Local 12 was happy to re-onboard, but Thomas said the link to complete this process was often unavailable when he tried to share it with Local 12 members, which left them in a lurch. 

“We were worried that if we got a larger labor call, we wouldn’t be able to fill it with the re-onboarding process taking so long. Because it takes upwards of two weeks for the background and security checks, and a lot of times, we don’t get the labor calls until, at best, maybe a week before. That puts us in a bind,” Thomas said. “OSU HR had been trying to put up the onboarding link, and sometimes it worked, but a lot of times it didn’t. So, they’d put it up, take it down, put it up, take it down. This happened multiple times.”

The issue was so pervasive that Local 12 offered a temporary fix: OSU could instead use Local 12’s payroll service, the Theatrical Payroll Service of Central Ohio (TPSCO).  This allowed the union to open its full roster of workers to Ohio State, including those who had not yet been able to complete the onboarding process. “Let’s say you have a 10-person call. Five of the people are directly onboarded with OSU. … The other five people are not onboarded with OSU, but they get funneled through TPSCO,” Thomas said. “We operated that way for over two years with no issues.” 

That is, until the “Paw Patrol” show. On Feb. 12, two days before load in and set up for the show, Local 12 received notice that OSU would no longer allow the use of TPSCO. Combined with the inability to onboard as needed, Local 12 was rendered unable to fill the labor call for 37 stagehands. 

Ohio State didn’t respond to specific emailed questions about the availability of the onboarding link or the decision to no longer utilize TPSCO, with university spokesperson Ben Johnson instead providing a statement that read, “Ohio State employee stagehands are IATSE members. In cases where not enough university employees signed up to work, the university works with an approved external vendor to fill the vacancies.” 

In an internal email obtained by Matter News, OSU’s Head of Finance and Administration explained the situation to employees at the Wex, writing, “The Wexner Center (WCA) must use Ohio State University (OSU) employees or contracted workers through an external approved vendor to support our performances and other related events.
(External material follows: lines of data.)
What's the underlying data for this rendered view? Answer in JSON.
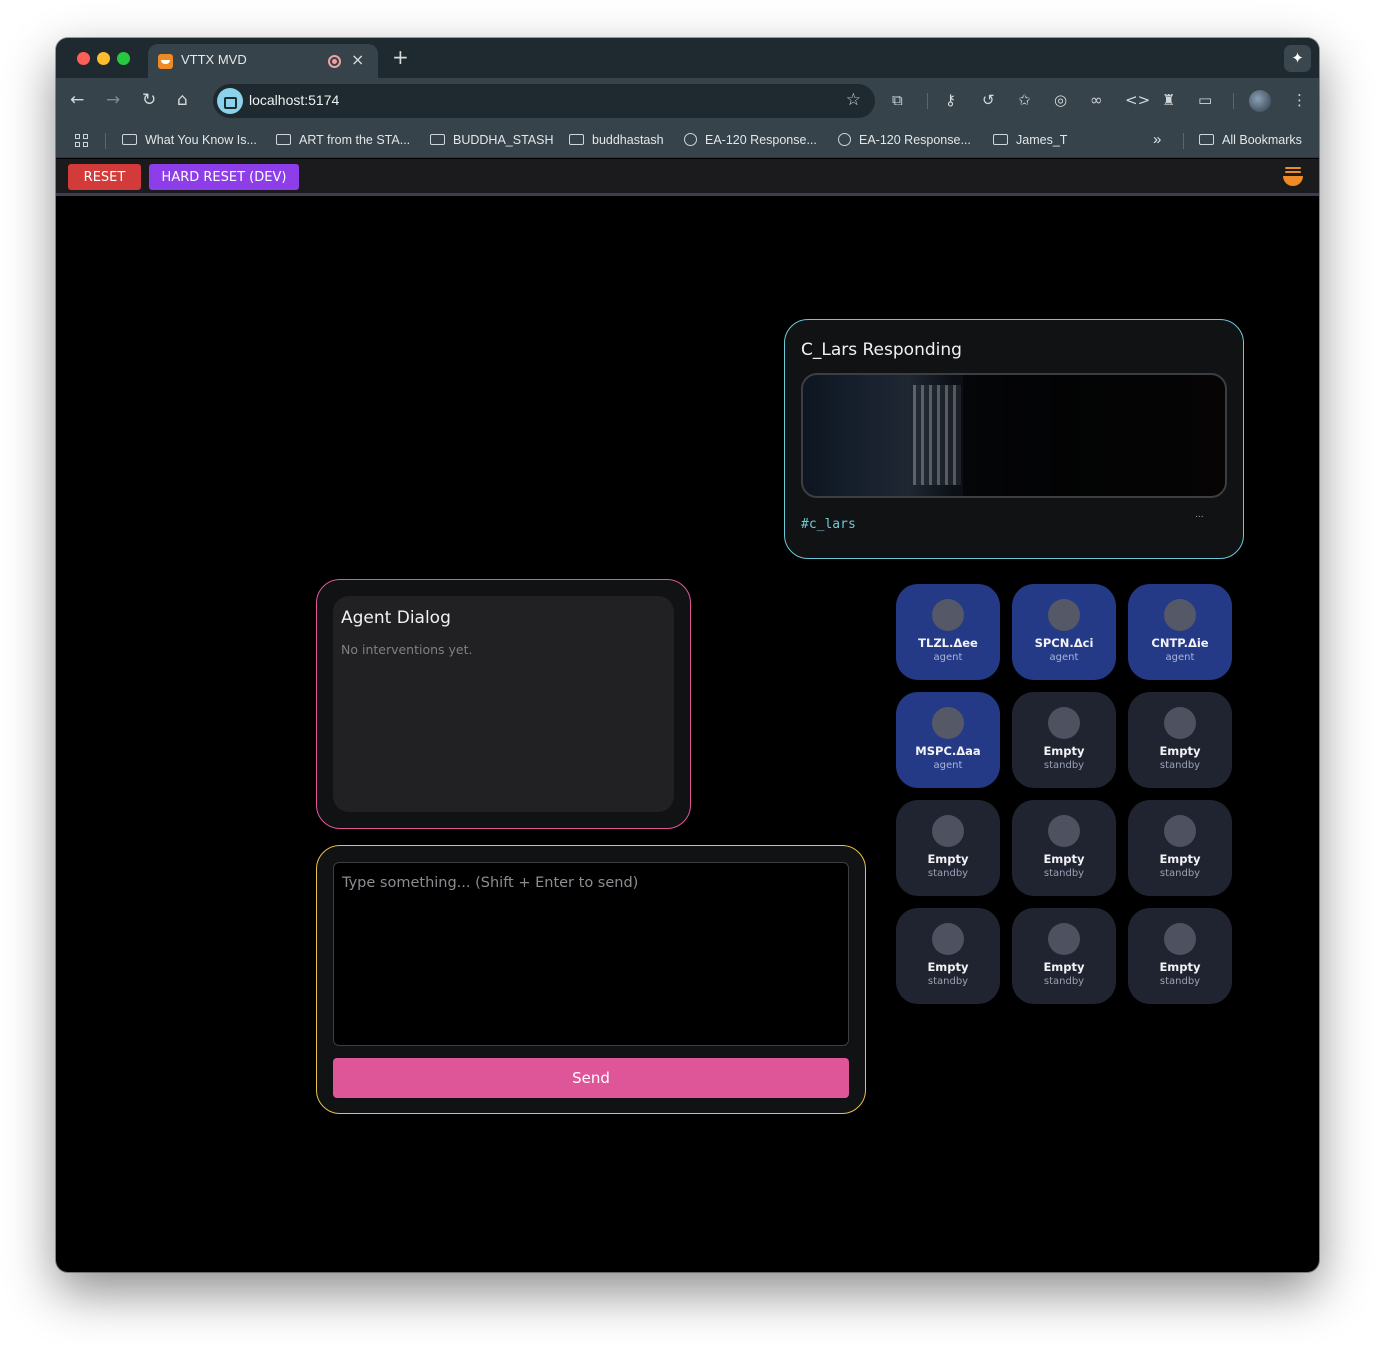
{
  "browser": {
    "tab_title": "VTTX MVD",
    "tab_close": "×",
    "new_tab": "+",
    "url": "localhost:5174",
    "bookmarks": [
      {
        "label": "What You Know Is...",
        "icon": "folder-icon"
      },
      {
        "label": "ART from the STA...",
        "icon": "folder-icon"
      },
      {
        "label": "BUDDHA_STASH",
        "icon": "folder-icon"
      },
      {
        "label": "buddhastash",
        "icon": "folder-icon"
      },
      {
        "label": "EA-120 Response...",
        "icon": "globe-icon"
      },
      {
        "label": "EA-120 Response...",
        "icon": "globe-icon"
      },
      {
        "label": "James_T",
        "icon": "folder-icon"
      }
    ],
    "bookmarks_overflow": "»",
    "all_bookmarks": "All Bookmarks"
  },
  "appbar": {
    "reset_label": "RESET",
    "hard_reset_label": "HARD RESET (DEV)"
  },
  "responding": {
    "title": "C_Lars Responding",
    "tag": "#c_lars",
    "ellipsis": "..."
  },
  "dialog": {
    "title": "Agent Dialog",
    "empty_text": "No interventions yet."
  },
  "composer": {
    "placeholder": "Type something... (Shift + Enter to send)",
    "value": "",
    "send_label": "Send"
  },
  "agents": [
    {
      "name": "TLZL.Δee",
      "role": "agent",
      "active": true
    },
    {
      "name": "SPCN.Δci",
      "role": "agent",
      "active": true
    },
    {
      "name": "CNTP.Δie",
      "role": "agent",
      "active": true
    },
    {
      "name": "MSPC.Δaa",
      "role": "agent",
      "active": true
    },
    {
      "name": "Empty",
      "role": "standby",
      "active": false
    },
    {
      "name": "Empty",
      "role": "standby",
      "active": false
    },
    {
      "name": "Empty",
      "role": "standby",
      "active": false
    },
    {
      "name": "Empty",
      "role": "standby",
      "active": false
    },
    {
      "name": "Empty",
      "role": "standby",
      "active": false
    },
    {
      "name": "Empty",
      "role": "standby",
      "active": false
    },
    {
      "name": "Empty",
      "role": "standby",
      "active": false
    },
    {
      "name": "Empty",
      "role": "standby",
      "active": false
    }
  ],
  "colors": {
    "reset": "#d33a3a",
    "hard_reset": "#8d3ee8",
    "responding_border": "#6fc8d8",
    "dialog_border": "#e0579a",
    "composer_border": "#e6c14d",
    "send": "#df5698",
    "agent_active": "#253a86",
    "agent_standby": "#202430"
  }
}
WCA reached out to OSU employees first to fill this call, and not enough employees signed up (as they are casual employees and not required to work any given show).” 

On the same day Local 12 was told OSU would no longer use TPSCO, Thomas said he learned the university had already placed a call to B.A.S.H. LLC, a non-union labor provider out of Cincinnati that occasionally supplements work at the Schottenstein Center. This is important context, Thomas said, because IATSE Local 12 helped to organize the workers at the Schott, and the union vote closed on Tuesday, Feb. 11 – just one day before the labor call for “Paw Patrol.”

Thomas said organizing effort at the Schott began in 2023, and the card collection was filed with the State Employee Relations Board (SERB) in November of that year with workers voting 44-27 in favor of unionizing. The bargaining unit would cover 106 employees at the Schott whose work falls under the IATSE umbrella. 

“Our agreement with Wexner Center for the Arts is one of our oldest and most long-standing agreements,” Thomas said. “For them to pull this feels retaliatory for the Schott.” 

While non-union labor providers might save a client money, they do so by paying employees less, not offering benefits – no retirement or healthcare – and sometimes even giving the workers a 1099, which makes them responsible for their own taxes. “I can’t tell you how many calls I’ve gotten over the years from stagehands getting screwed on their taxes,” said Thomas, who added that these non-union laborers typically aren’t covered by worker’s compensation if they get injured on the job. “And a lot of these people don’t have $500 for an ER visit.” 

Despite the turbulent recent experience, Thomas said IATSE Local 12 wants to continue its relationship with the Wex and OSU, and that the demonstration outside of Mershon Auditorium on “Paw Patrol” weekend was an informational picket to raise public awareness and not a formal strike or work stoppage. Having just celebrated 30 years with IATSE Local 12 – more than half of his life – he hopes it won’t have to come to that.